Arrival of spot traded Bitcoin ETFs is celebrated by most Bitcoin proponents for two main reasons - the institutionalisation of Bitcoin and new capital inflows. The first means that Bitcoin effectively is validated as legitimate asset and likelihood of it being outlawed in United States has come down to almost zero. The second means new bids for physical Bitcoin, as there are thousands of individuals or corporations which would like to get exposure to Bitcoin but do not want to jump though the various hoops that physical Bitcoin exchanges force you to, and do not want to educate themselves on how to custody Bitcoin themselves.
Bitcoin purists point out the dangers of owning ETF instead of physical Bitcoin, such as probability of confiscation and risk of fraud in the chain of custody between the ETF buyer and the private key stored somewhere in Coinbase or whoever is chosen to safeguard your Bitcoin.

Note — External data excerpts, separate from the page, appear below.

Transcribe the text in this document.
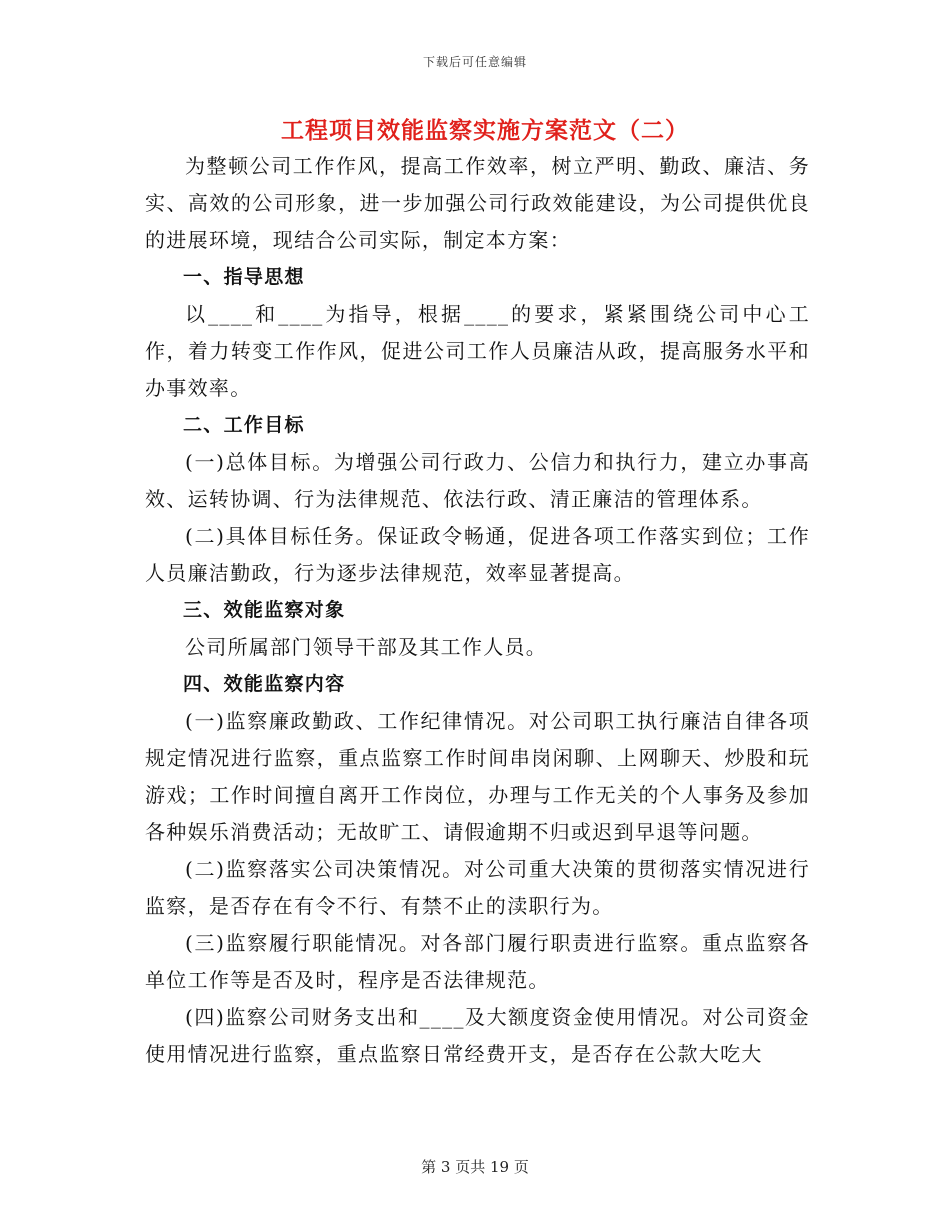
下载后可任意编辑
工程项目效能监察实施方案范文（二）

为整顿公司工作作风，提高工作效率，树立严明、勤政、廉洁、务实、高效的公司形象，进一步加强公司行政效能建设，为公司提供优良的进展环境，现结合公司实际，制定本方案：

一、指导思想

以____和____为指导，根据____的要求，紧紧围绕公司中心工作，着力转变工作作风，促进公司工作人员廉洁从政，提高服务水平和办事效率。

二、工作目标

(一)总体目标。为增强公司行政力、公信力和执行力，建立办事高效、运转协调、行为法律规范、依法行政、清正廉洁的管理体系。

(二)具体目标任务。保证政令畅通，促进各项工作落实到位；工作人员廉洁勤政，行为逐步法律规范，效率显著提高。

三、效能监察对象

公司所属部门领导干部及其工作人员。

四、效能监察内容

(一)监察廉政勤政、工作纪律情况。对公司职工执行廉洁自律各项规定情况进行监察，重点监察工作时间串岗闲聊、上网聊天、炒股和玩游戏；工作时间擅自离开工作岗位，办理与工作无关的个人事务及参加各种娱乐消费活动；无故旷工、请假逾期不归或迟到早退等问题。

(二)监察落实公司决策情况。对公司重大决策的贯彻落实情况进行监察，是否存在有令不行、有禁不止的渎职行为。

(三)监察履行职能情况。对各部门履行职责进行监察。重点监察各单位工作等是否及时，程序是否法律规范。

(四)监察公司财务支出和____及大额度资金使用情况。对公司资金使用情况进行监察，重点监察日常经费开支，是否存在公款大吃大

第 3 页共 19 页
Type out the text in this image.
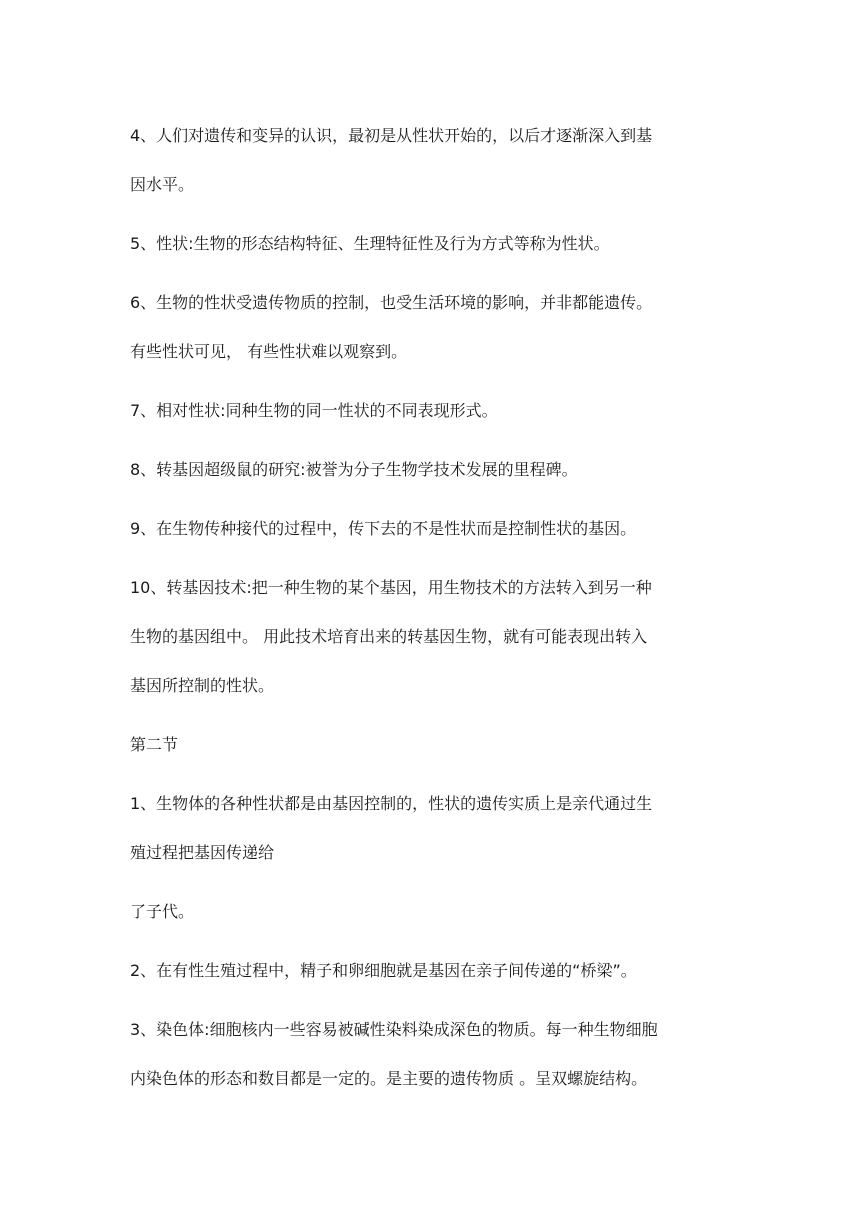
4、人们对遗传和变异的认识，最初是从性状开始的，以后才逐渐深入到基
因水平。

5、性状:生物的形态结构特征、生理特征性及行为方式等称为性状。

6、生物的性状受遗传物质的控制，也受生活环境的影响，并非都能遗传。
有些性状可见， 有些性状难以观察到。

7、相对性状:同种生物的同一性状的不同表现形式。

8、转基因超级鼠的研究:被誉为分子生物学技术发展的里程碑。

9、在生物传种接代的过程中，传下去的不是性状而是控制性状的基因。

10、转基因技术:把一种生物的某个基因，用生物技术的方法转入到另一种
生物的基因组中。 用此技术培育出来的转基因生物，就有可能表现出转入
基因所控制的性状。

第二节

1、生物体的各种性状都是由基因控制的，性状的遗传实质上是亲代通过生
殖过程把基因传递给

了子代。

2、在有性生殖过程中，精子和卵细胞就是基因在亲子间传递的“桥梁”。

3、染色体:细胞核内一些容易被碱性染料染成深色的物质。每一种生物细胞
内染色体的形态和数目都是一定的。是主要的遗传物质 。呈双螺旋结构。
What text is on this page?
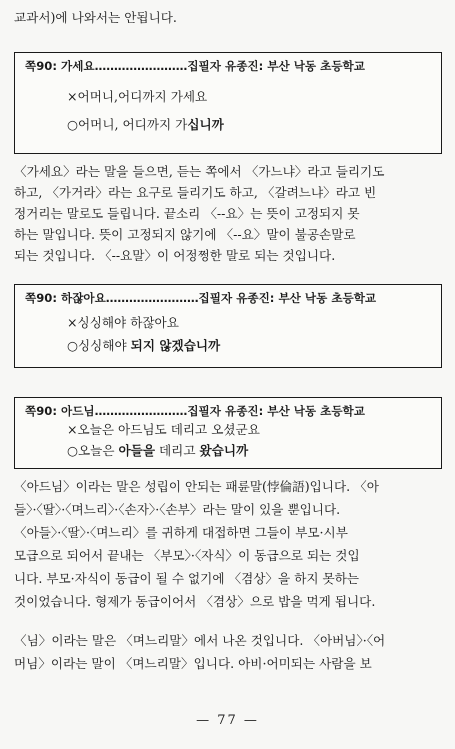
교과서)에 나와서는 안됩니다.
쪽90: 가세요……………………집필자 유종진: 부산 낙동 초등학교
×어머니,어디까지 가세요
○어머니, 어디까지 가십니까
〈가세요〉라는 말을 들으면, 듣는 쪽에서 〈가느냐〉라고 들리기도
하고, 〈가거라〉라는 요구로 들리기도 하고, 〈갈려느냐〉라고 빈
정거리는 말로도 들립니다. 끝소리 〈--요〉는 뜻이 고정되지 못
하는 말입니다. 뜻이 고정되지 않기에 〈--요〉말이 불공손말로
되는 것입니다. 〈--요말〉이 어정쩡한 말로 되는 것입니다.
쪽90: 하잖아요……………………집필자 유종진: 부산 낙동 초등학교
×싱싱해야 하잖아요
○싱싱해야 되지 않겠습니까
쪽90: 아드님……………………집필자 유종진: 부산 낙동 초등학교
×오늘은 아드님도 데리고 오셨군요
○오늘은 아들을 데리고 왔습니까
〈아드님〉이라는 말은 성립이 안되는 패륜말(悖倫語)입니다. 〈아
들〉·〈딸〉·〈며느리〉·〈손자〉·〈손부〉라는 말이 있을 뿐입니다.
〈아들〉·〈딸〉·〈며느리〉를 귀하게 대접하면 그들이 부모·시부
모급으로 되어서 끝내는 〈부모〉·〈자식〉이 동급으로 되는 것입
니다. 부모·자식이 동급이 될 수 없기에 〈겸상〉을 하지 못하는
것이었습니다. 형제가 동급이어서 〈겸상〉으로 밥을 먹게 됩니다.
〈님〉이라는 말은 〈며느리말〉에서 나온 것입니다. 〈아버님〉·〈어
머님〉이라는 말이 〈며느리말〉입니다. 아비·어미되는 사람을 보
— 77 —
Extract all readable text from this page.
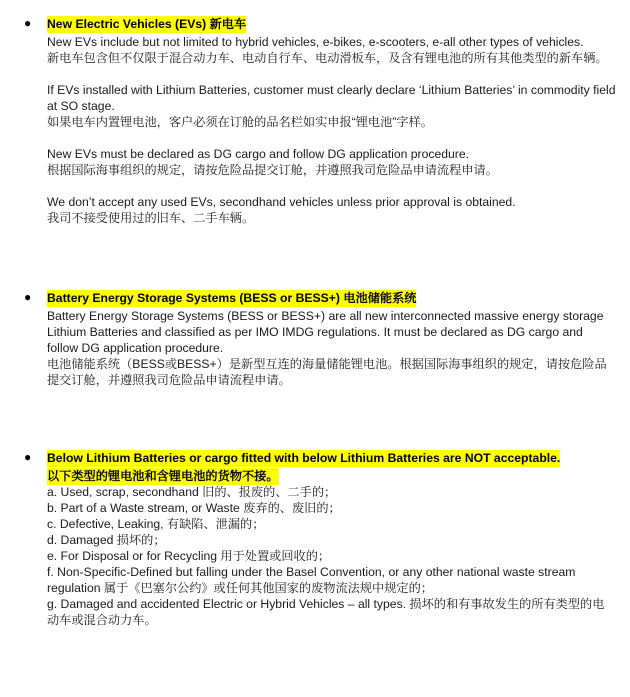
● New Electric Vehicles (EVs) 新电车

New EVs include but not limited to hybrid vehicles, e-bikes, e-scooters, e-all other types of vehicles.

新电车包含但不仅限于混合动力车、电动自行车、电动滑板车，及含有锂电池的所有其他类型的新车辆。

If EVs installed with Lithium Batteries, customer must clearly declare ‘Lithium Batteries’ in commodity field at SO stage.

如果电车内置锂电池，客户必须在订舱的品名栏如实申报“锂电池”字样。

New EVs must be declared as DG cargo and follow DG application procedure.

根据国际海事组织的规定，请按危险品提交订舱，并遵照我司危险品申请流程申请。

We don’t accept any used EVs, secondhand vehicles unless prior approval is obtained.

我司不接受使用过的旧车、二手车辆。

● Battery Energy Storage Systems (BESS or BESS+) 电池储能系统

Battery Energy Storage Systems (BESS or BESS+) are all new interconnected massive energy storage Lithium Batteries and classified as per IMO IMDG regulations. It must be declared as DG cargo and follow DG application procedure.

电池储能系统（BESS或BESS+）是新型互连的海量储能锂电池。根据国际海事组织的规定，请按危险品提交订舱，并遵照我司危险品申请流程申请。

● Below Lithium Batteries or cargo fitted with below Lithium Batteries are NOT acceptable.

以下类型的锂电池和含锂电池的货物不接。

a. Used, scrap, secondhand 旧的、报废的、二手的；

b. Part of a Waste stream, or Waste 废弃的、废旧的；

c. Defective, Leaking, 有缺陷、泄漏的；

d. Damaged 损坏的；

e. For Disposal or for Recycling 用于处置或回收的；

f. Non-Specific-Defined but falling under the Basel Convention, or any other national waste stream regulation 属于《巴塞尔公约》或任何其他国家的废物流法规中规定的；

g. Damaged and accidented Electric or Hybrid Vehicles – all types. 损坏的和有事故发生的所有类型的电动车或混合动力车。
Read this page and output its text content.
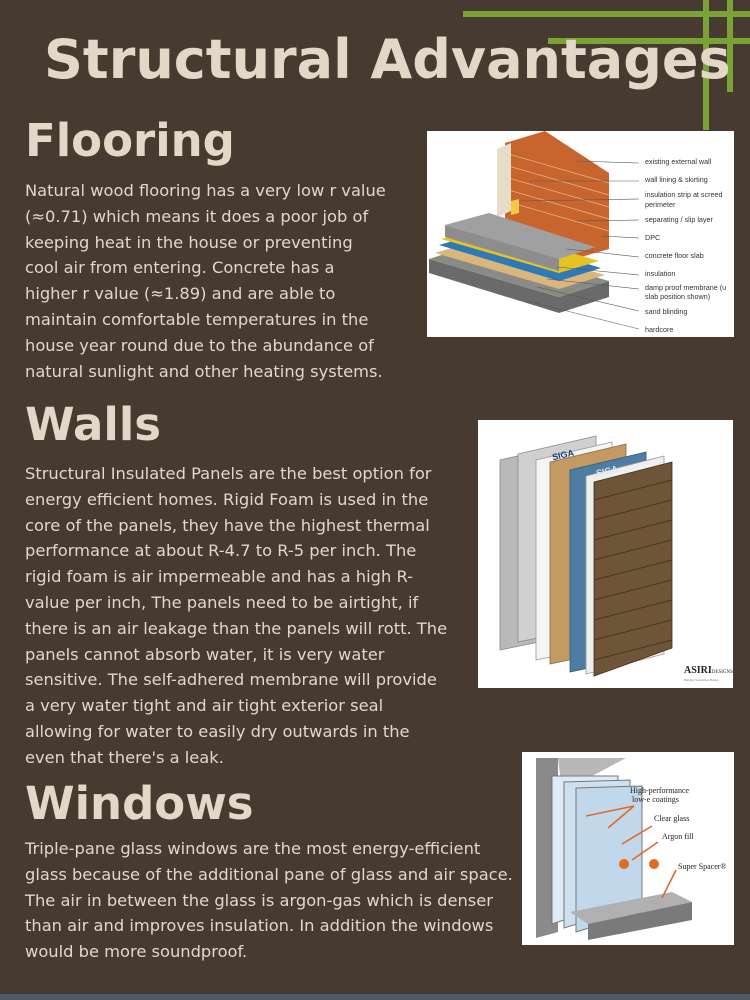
Structural Advantages
Flooring
Natural wood flooring has a very low r value
(≈0.71) which means it does a poor job of
keeping heat in the house or preventing
cool air from entering. Concrete has a
higher r value (≈1.89) and are able to
maintain comfortable temperatures in the
house year round due to the abundance of
natural sunlight and other heating systems.
existing external wall
wall lining & skirting
insulation strip at screed
perimeter
separating / slip layer
DPC
concrete floor slab
insulation
damp proof membrane (u
slab position shown)
sand blinding
hardcore
Walls
Structural Insulated Panels are the best option for
energy efficient homes. Rigid Foam is used in the
core of the panels, they have the highest thermal
performance at about R-4.7 to R-5 per inch. The
rigid foam is air impermeable and has a high R-
value per inch, The panels need to be airtight, if
there is an air leakage than the panels will rott. The
panels cannot absorb water, it is very water
sensitive. The self-adhered membrane will provide
a very water tight and air tight exterior seal
allowing for water to easily dry outwards in the
even that there's a leak.
SIGA
SIGA
ASIRIDESIGNS
Building Sustainable Homes
Windows
Triple-pane glass windows are the most energy-efficient
glass because of the additional pane of glass and air space.
The air in between the glass is argon-gas which is denser
than air and improves insulation. In addition the windows
would be more soundproof.
High-performance
low-e coatings
Clear glass
Argon fill
Super Spacer®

Such risks are not extreme enough to dissuade anyone from investing small amounts in such ETF products, but they do exist and should be priced in whenever you make a choice between buying physical or "paper Bitcoin".
I am using the term "physical Bitcoin" that may trigger some gold bugs. I do it on purpose because I do think it is not wrong to call information stored on physical medium as physical entity. Bitcoin stored on a piece of paper or flash drive is very real and very physical.